Dilemme! Est-ce que je la rattrape ou est-ce que je la laisse tomber?

 Premier scénario : la surprotection

Rapidement et brusquement, je la rattrape avant qu’elle touche l’eau. Elle sursaute, car mon mouvement est brusque. Elle est sensible à ma réaction émotionnelle de peur. Elle est surprise et elle a aussi peur. Elle pleure, elle a l’impression qu’elle a évité un danger. Elle demande avec ses bras d’être sécurisée dans les bras de Papa. Le bain se termine ainsi. Leeloo sort du bain avec l’impression qu’il peut y avoir du danger dans une baignoire.
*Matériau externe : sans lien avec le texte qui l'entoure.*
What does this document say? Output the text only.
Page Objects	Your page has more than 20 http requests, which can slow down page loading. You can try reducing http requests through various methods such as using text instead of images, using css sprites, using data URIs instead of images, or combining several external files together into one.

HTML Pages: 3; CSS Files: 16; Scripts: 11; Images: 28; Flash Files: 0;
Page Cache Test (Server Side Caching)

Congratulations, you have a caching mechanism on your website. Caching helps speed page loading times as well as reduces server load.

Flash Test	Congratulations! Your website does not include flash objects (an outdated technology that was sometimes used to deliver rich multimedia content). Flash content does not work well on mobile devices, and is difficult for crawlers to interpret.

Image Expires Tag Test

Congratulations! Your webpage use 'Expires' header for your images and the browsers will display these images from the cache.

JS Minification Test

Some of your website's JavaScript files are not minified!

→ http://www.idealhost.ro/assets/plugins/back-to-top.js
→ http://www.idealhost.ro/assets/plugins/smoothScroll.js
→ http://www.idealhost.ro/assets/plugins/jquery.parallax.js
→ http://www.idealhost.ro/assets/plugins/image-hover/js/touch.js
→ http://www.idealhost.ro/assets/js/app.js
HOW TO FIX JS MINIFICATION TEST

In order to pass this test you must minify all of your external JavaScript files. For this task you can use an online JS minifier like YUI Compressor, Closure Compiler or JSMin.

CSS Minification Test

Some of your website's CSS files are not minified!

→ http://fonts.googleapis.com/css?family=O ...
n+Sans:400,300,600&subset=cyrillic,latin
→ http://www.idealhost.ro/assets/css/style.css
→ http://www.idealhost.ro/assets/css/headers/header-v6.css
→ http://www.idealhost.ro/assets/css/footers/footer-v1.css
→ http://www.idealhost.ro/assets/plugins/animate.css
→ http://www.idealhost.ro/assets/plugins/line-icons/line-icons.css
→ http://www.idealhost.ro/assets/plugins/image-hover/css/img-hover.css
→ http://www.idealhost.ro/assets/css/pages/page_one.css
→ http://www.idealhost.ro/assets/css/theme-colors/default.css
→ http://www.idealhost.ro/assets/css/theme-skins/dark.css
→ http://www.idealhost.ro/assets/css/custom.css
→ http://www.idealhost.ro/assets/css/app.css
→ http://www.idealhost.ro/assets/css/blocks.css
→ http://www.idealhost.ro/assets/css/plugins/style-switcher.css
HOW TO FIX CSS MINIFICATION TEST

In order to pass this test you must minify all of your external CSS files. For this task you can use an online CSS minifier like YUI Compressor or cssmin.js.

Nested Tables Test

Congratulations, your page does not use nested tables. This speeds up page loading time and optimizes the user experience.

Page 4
Deuxième scénario : une bonne gestion de l’anxiété

Je la laisse faire. Dès que son visage touche à l’eau, elle place ses bras au fond et se pousse vers le haut afin de ne pas avoir le visage dans l’eau. Avec beaucoup de difficulté, elle se rassoit et me regarde fièrement en s’applaudissant après avoir réussi.

L’illusion de l’évitement

Je ne m’étendrai pas sur la meilleure façon de faire dans cette situation, je crois que l’illustration est  évidente. Le plus pernicieux dans ces situations, c’est le raisonnement du parent surprotecteur dans la première situation. Il conclura certainement : « Ouf, une chance que j’ai rattrapé ma fille, sinon elle aurait pu se noyer… ». Or, c’est justement ce raisonnement, après avoir évité une situation, qui demande une tolérance à l’anxiété, qui va faire que le parent deviendra de plus en plus protecteur de son enfant. C’est ce que j’appelle, l’illusion de l’évitement.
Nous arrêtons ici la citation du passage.